Pittsburgh Steelers head coach Mike Tomlin came from a 4-3 defensive background before joining this franchise. He was the defensive coordinator for the Minnesota Vikings—a 4-3 team—for one season immediately preceding his current employment.
Prior to that, he spent five seasons coaching the defensive backs for the Tampa Bay Buccaneers, who at the time boasted a renowned defensive front four spearheaded by Hall of Fame defensive tackle Warren Sapp.
His first season in Tampa Bay was spent under the tutelage of Tony Dungy, one of the more prestigious members of the Chuck Noll coaching tree, which was built upon the legacy of the Steel Curtain during the 70s.
So naturally, Tomlin must have wanted to convert the Steelers from the 3-4 back to the 4-3 when he took the job in 2007, right? Perhaps that was the case at the time.
But Tomlin is entering his eighth season in Pittsburgh, and the implication that he is just biding his time until Dick LeBeau retires to convert back to a four-man front seems to me more than a little bit tenuous based on the available evidence.
That seems to be exactly what Pittsburgh Tribune-Review writer Alan Robinson intends to say in his latest article, and I find little support for it from reality.
Robinson essentially argues that, because the defense has lacked desired effectiveness in terms of splash plays in recent years, and certain personnel decisions that he seems to feel can be pigeonholed into the 4-3, change could be coming down the line.
It is reasonable to say that change could be coming down the line, if only for the fact that it’s impossible to know the future so far in advance.
But beyond that, the support for the idea of an eventual change of defensive scheme to the 4-3 for the Steelers under Tomlin is not very compelling.
After all, has Tomlin not seen great success with the 3-4 during his tenure?

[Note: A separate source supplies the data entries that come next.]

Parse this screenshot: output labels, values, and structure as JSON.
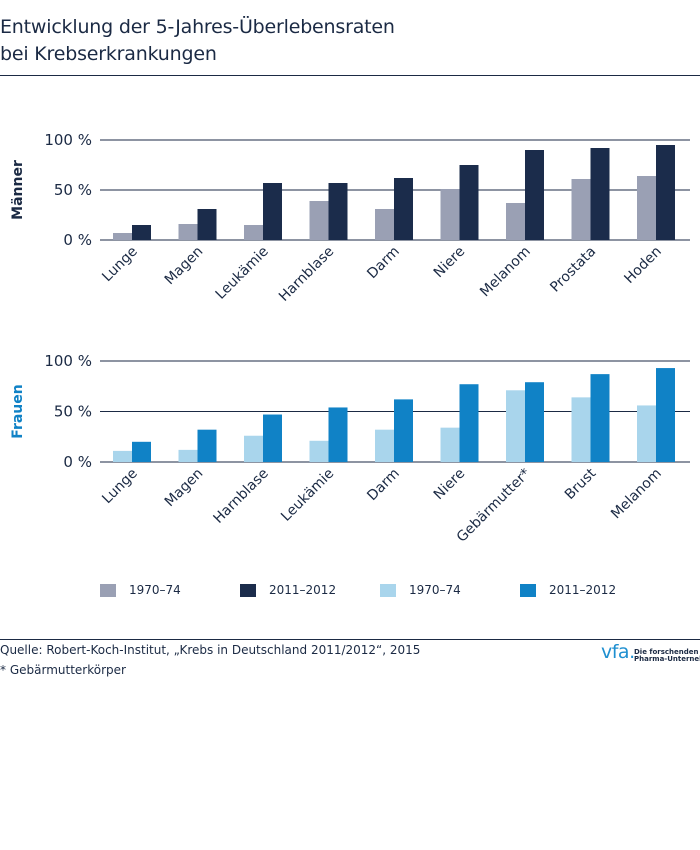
{
  "title": {
    "line1": "Entwicklung der 5-Jahres-Überlebensraten",
    "line2": "bei Krebserkrankungen"
  },
  "colors": {
    "men_1970": "#9aa0b4",
    "men_2011": "#1b2c4b",
    "women_1970": "#a9d5ec",
    "women_2011": "#1082c6",
    "text": "#1b2a44",
    "women_label": "#1082c6"
  },
  "chart_data": [
    {
      "type": "bar",
      "panel_label": "Männer",
      "categories": [
        "Lunge",
        "Magen",
        "Leukämie",
        "Harnblase",
        "Darm",
        "Niere",
        "Melanom",
        "Prostata",
        "Hoden"
      ],
      "series": [
        {
          "name": "1970–74",
          "values": [
            7,
            16,
            15,
            39,
            31,
            51,
            37,
            61,
            64
          ]
        },
        {
          "name": "2011–2012",
          "values": [
            15,
            31,
            57,
            57,
            62,
            75,
            90,
            92,
            95
          ]
        }
      ],
      "ylim": [
        0,
        100
      ],
      "yticks": [
        0,
        50,
        100
      ],
      "ytick_labels": [
        "0 %",
        "50 %",
        "100 %"
      ],
      "grid": true
    },
    {
      "type": "bar",
      "panel_label": "Frauen",
      "categories": [
        "Lunge",
        "Magen",
        "Harnblase",
        "Leukämie",
        "Darm",
        "Niere",
        "Gebärmutter*",
        "Brust",
        "Melanom"
      ],
      "series": [
        {
          "name": "1970–74",
          "values": [
            11,
            12,
            26,
            21,
            32,
            34,
            71,
            64,
            56
          ]
        },
        {
          "name": "2011–2012",
          "values": [
            20,
            32,
            47,
            54,
            62,
            77,
            79,
            87,
            93
          ]
        }
      ],
      "ylim": [
        0,
        100
      ],
      "yticks": [
        0,
        50,
        100
      ],
      "ytick_labels": [
        "0 %",
        "50 %",
        "100 %"
      ],
      "grid": true
    }
  ],
  "legend": [
    {
      "label": "1970–74",
      "color": "#9aa0b4"
    },
    {
      "label": "2011–2012",
      "color": "#1b2c4b"
    },
    {
      "label": "1970–74",
      "color": "#a9d5ec"
    },
    {
      "label": "2011–2012",
      "color": "#1082c6"
    }
  ],
  "source": "Quelle: Robert-Koch-Institut, „Krebs in Deutschland 2011/2012“, 2015",
  "footnote": "* Gebärmutterkörper",
  "logo": {
    "mark": "vfa.",
    "line1": "Die forschenden",
    "line2": "Pharma-Unternehmen"
  }
}
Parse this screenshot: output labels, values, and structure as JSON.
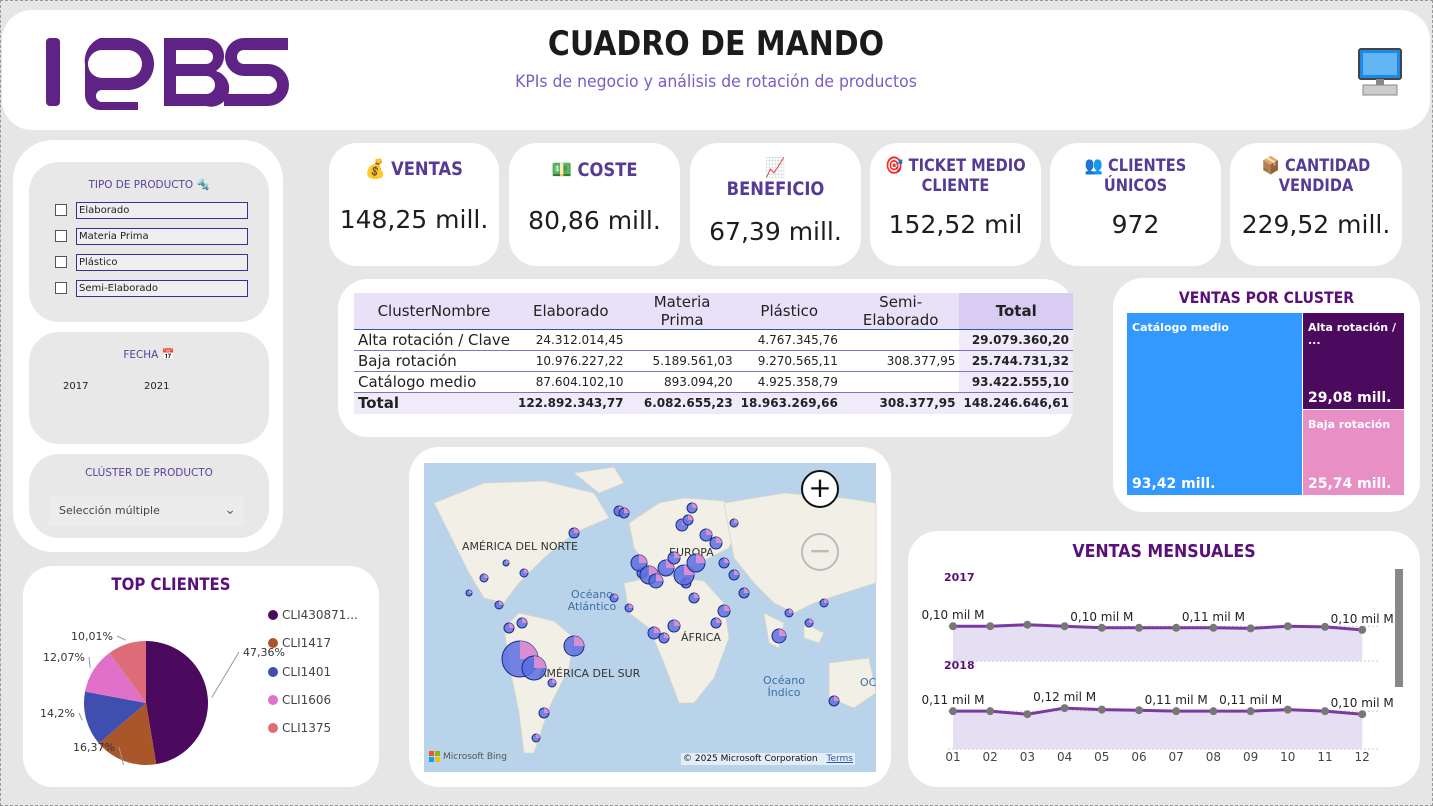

And has he also not recently spoken about the decreasing significance of base defenses, which Robinson himself quotes in his article?
For some reason, he quotes Jamie Dukes of all people, who makes the baseless claim that the Steelers have not been able to acquire the personnel to fit LeBeau’s system. I suppose, then, that the implication must be that the personnel better suits a 4-3 defense.
Such as the textbook five-tech defensive ends, Cameron Heyward and Stephon Tuitt, or outside linebackers that would be too small to hold up consistently against tackles as defensive ends in a 4-3 scheme.
Robinson writes that a 3-4 scheme would allow the Steelers to drop their linebackers into coverage more often. But a quick analysis suggests that there is no inherent, nor statistically significant, discrepancy between the frequency with which linebackers drop into coverage relative to front seven personnel scheme.
The title of Robinson’s article is simply “Steelers might switch away from their 3-4 defense in coming years”. They might.
But to merely say that something might happen in the future is not very compelling, nor interesting, and the case made in favor of the idea is quite lacking. In other words: if you’re a fan of the 4-3, don’t hold your breath.